Yes, even if that means Detroit.
It now seems like a secondary cottage industry for pundits and commenters now exists to complain about the volume of bowls. More noise that eventually sounds like so much static.
I’ve long since stopped being bothered by the whole issue of bowls and the overwhelming volume. People show up to them. We watch them. The beat goes on.
Even when it comes to Pitt, given their 6-6 record — again. I’m at a point where I can’t get worked up over where they Panthers go for their bowl. At least they are going. At least they get the extra practices.
It’s not like Pitt deserves some nice bowl game after their regular season performances. In fact most of the outrage the last couple of years has been that teams just as undeserving have gotten incrementally better bowl bids. To the point where there is resentment at not getting the “Beef O’Brady Bowl” or something like that. And of course, repeated visits to Birmingham.
With that out of the way, I’m not concerned at the slightest possibility that Pitt gets left out of the bowls because there might actually be more qualified teams than bowls.
Pitt’s going. It won’t be a great bowl, but they are going.
Even as things stand, it seems unlikely that Pitt will get one of the ACC’s bowl spots. The league has a rule that bowls selecting may not reach more than one win down in conference standings.

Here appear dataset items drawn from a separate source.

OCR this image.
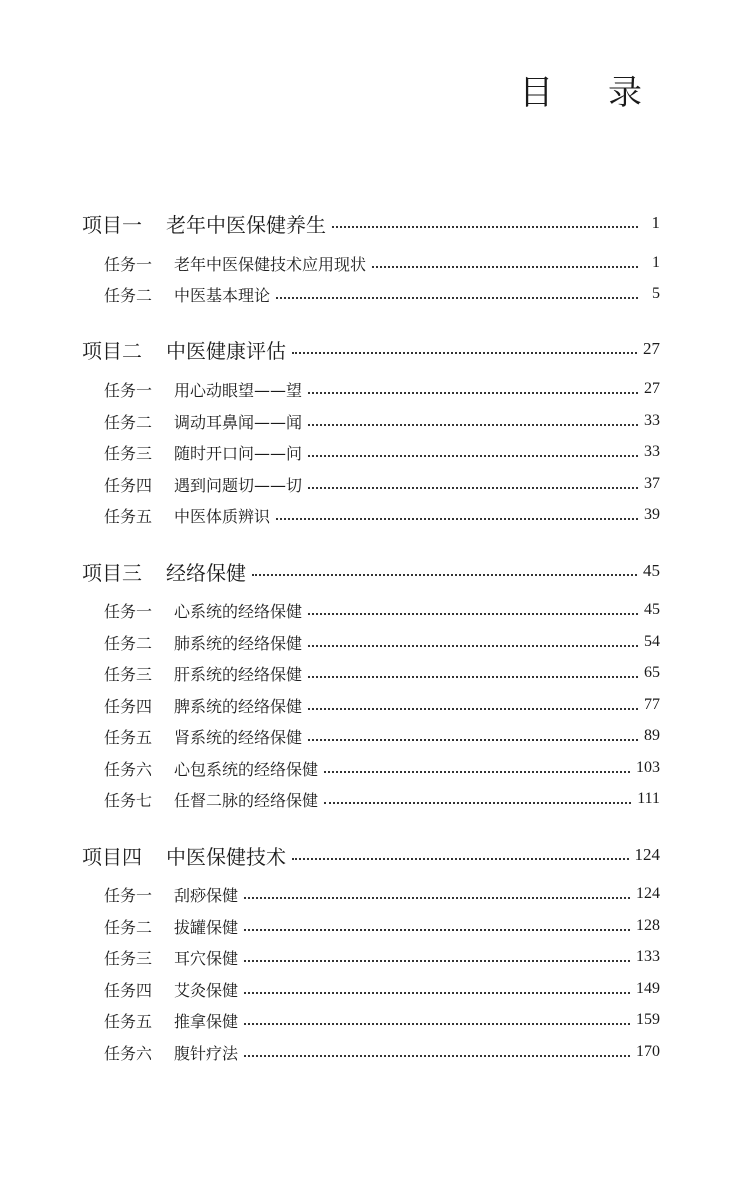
目 录
项目一	老年中医保健养生	1
任务一	老年中医保健技术应用现状	1
任务二	中医基本理论	5
项目二	中医健康评估	27
任务一	用心动眼望——望	27
任务二	调动耳鼻闻——闻	33
任务三	随时开口问——问	33
任务四	遇到问题切——切	37
任务五	中医体质辨识	39
项目三	经络保健	45
任务一	心系统的经络保健	45
任务二	肺系统的经络保健	54
任务三	肝系统的经络保健	65
任务四	脾系统的经络保健	77
任务五	肾系统的经络保健	89
任务六	心包系统的经络保健	103
任务七	任督二脉的经络保健	111
项目四	中医保健技术	124
任务一	刮痧保健	124
任务二	拔罐保健	128
任务三	耳穴保健	133
任务四	艾灸保健	149
任务五	推拿保健	159
任务六	腹针疗法	170
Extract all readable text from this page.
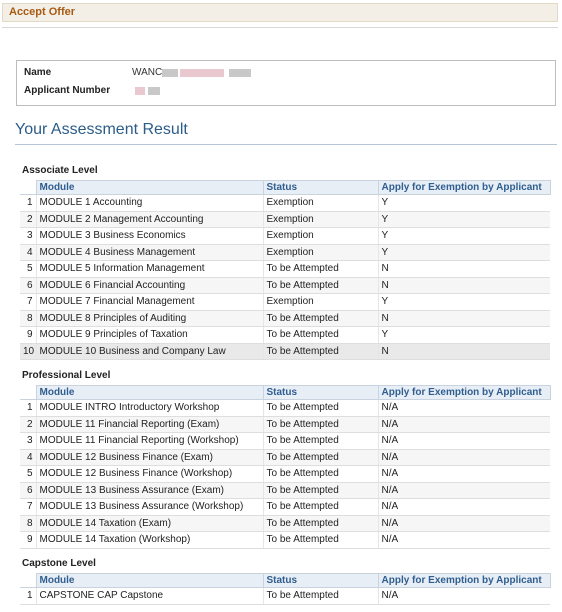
Accept Offer
Name	WANC
Applicant Number
Your Assessment Result
Associate Level
	Module	Status	Apply for Exemption by Applicant
1	MODULE 1 Accounting	Exemption	Y
2	MODULE 2 Management Accounting	Exemption	Y
3	MODULE 3 Business Economics	Exemption	Y
4	MODULE 4 Business Management	Exemption	Y
5	MODULE 5 Information Management	To be Attempted	N
6	MODULE 6 Financial Accounting	To be Attempted	N
7	MODULE 7 Financial Management	Exemption	Y
8	MODULE 8 Principles of Auditing	To be Attempted	N
9	MODULE 9 Principles of Taxation	To be Attempted	Y
10	MODULE 10 Business and Company Law	To be Attempted	N
Professional Level
	Module	Status	Apply for Exemption by Applicant
1	MODULE INTRO Introductory Workshop	To be Attempted	N/A
2	MODULE 11 Financial Reporting (Exam)	To be Attempted	N/A
3	MODULE 11 Financial Reporting (Workshop)	To be Attempted	N/A
4	MODULE 12 Business Finance (Exam)	To be Attempted	N/A
5	MODULE 12 Business Finance (Workshop)	To be Attempted	N/A
6	MODULE 13 Business Assurance (Exam)	To be Attempted	N/A
7	MODULE 13 Business Assurance (Workshop)	To be Attempted	N/A
8	MODULE 14 Taxation (Exam)	To be Attempted	N/A
9	MODULE 14 Taxation (Workshop)	To be Attempted	N/A
Capstone Level
	Module	Status	Apply for Exemption by Applicant
1	CAPSTONE CAP Capstone	To be Attempted	N/A
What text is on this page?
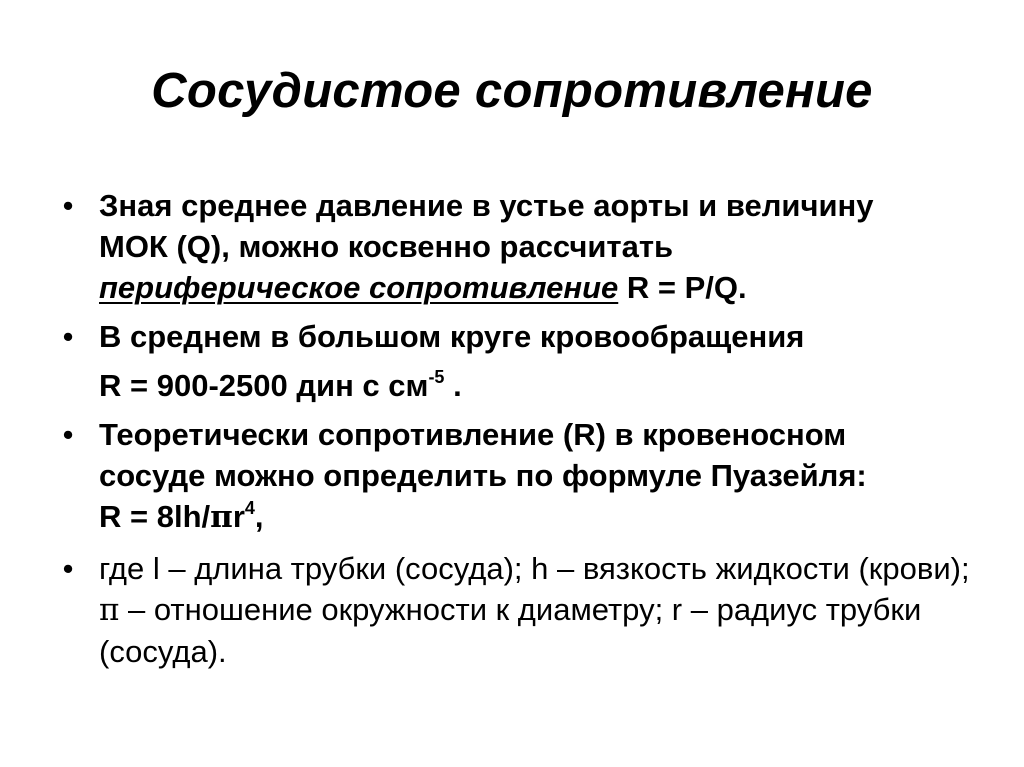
Сосудистое сопротивление
• Зная среднее давление в устье аорты и величину
МОК (Q), можно косвенно рассчитать
периферическое сопротивление R = P/Q.
• В среднем в большом круге кровообращения
R = 900-2500 дин с $см^{-5}$ .
• Теоретически сопротивление (R) в кровеносном
сосуде можно определить по формуле Пуазейля:
$R = 8lh/\pi r^4$,
• где l – длина трубки (сосуда); h – вязкость жидкости (крови); π – отношение окружности к диаметру; r – радиус трубки (сосуда).
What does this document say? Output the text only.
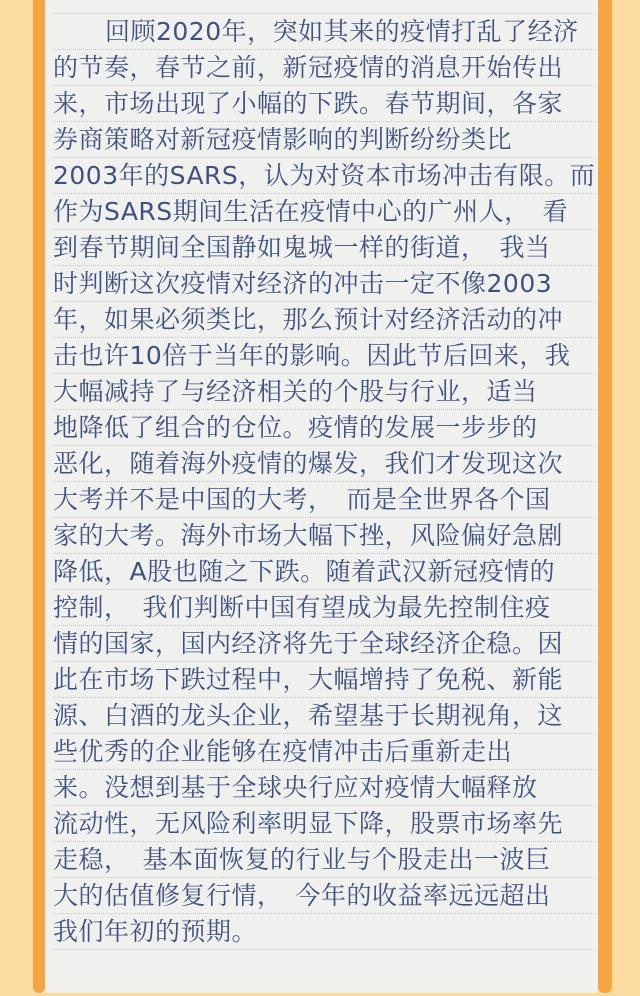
回顾2020年，突如其来的疫情打乱了经济
的节奏，春节之前，新冠疫情的消息开始传出
来，市场出现了小幅的下跌。春节期间，各家
券商策略对新冠疫情影响的判断纷纷类比
2003年的SARS，认为对资本市场冲击有限。而
作为SARS期间生活在疫情中心的广州人，　看
到春节期间全国静如鬼城一样的街道，　我当
时判断这次疫情对经济的冲击一定不像2003
年，如果必须类比，那么预计对经济活动的冲
击也许10倍于当年的影响。因此节后回来，我
大幅减持了与经济相关的个股与行业，适当
地降低了组合的仓位。疫情的发展一步步的
恶化，随着海外疫情的爆发，我们才发现这次
大考并不是中国的大考，　而是全世界各个国
家的大考。海外市场大幅下挫，风险偏好急剧
降低，A股也随之下跌。随着武汉新冠疫情的
控制，　我们判断中国有望成为最先控制住疫
情的国家，国内经济将先于全球经济企稳。因
此在市场下跌过程中，大幅增持了免税、新能
源、白酒的龙头企业，希望基于长期视角，这
些优秀的企业能够在疫情冲击后重新走出
来。没想到基于全球央行应对疫情大幅释放
流动性，无风险利率明显下降，股票市场率先
走稳，　基本面恢复的行业与个股走出一波巨
大的估值修复行情，　今年的收益率远远超出
我们年初的预期。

For example, at 3-5, Pitt could be picked ahead of any 4-4 teams, but not any 5-3 teams.
Because of this rule, the Panthers can be selected no higher than seventh in the bowl selection, and geographic placements of other teams (for instance, North Carolina going to the Belk Bowl in Charlotte, N.C.) make it likely that they will be searching for a non-ACC bowl spot.
The final ACC pick is the Military Bowl in Annapolis, Md., but executive director Steve Beck told The Washington Post this week that if faced with the likely choice between Pitt, Maryland and Syracuse, the bowl likely would go with the Terrapins.
Most projections have the Panthers going to the Little Caesar’s Bowl Dec. 26 in Detroit. The bowl will not be able to fill its Big Ten spot, and executive director Ken Hoffman said he expects Pitt and Syracuse to be the teams still available after the ACC’s selection process.
A bowl game in Dallas is also a possibility.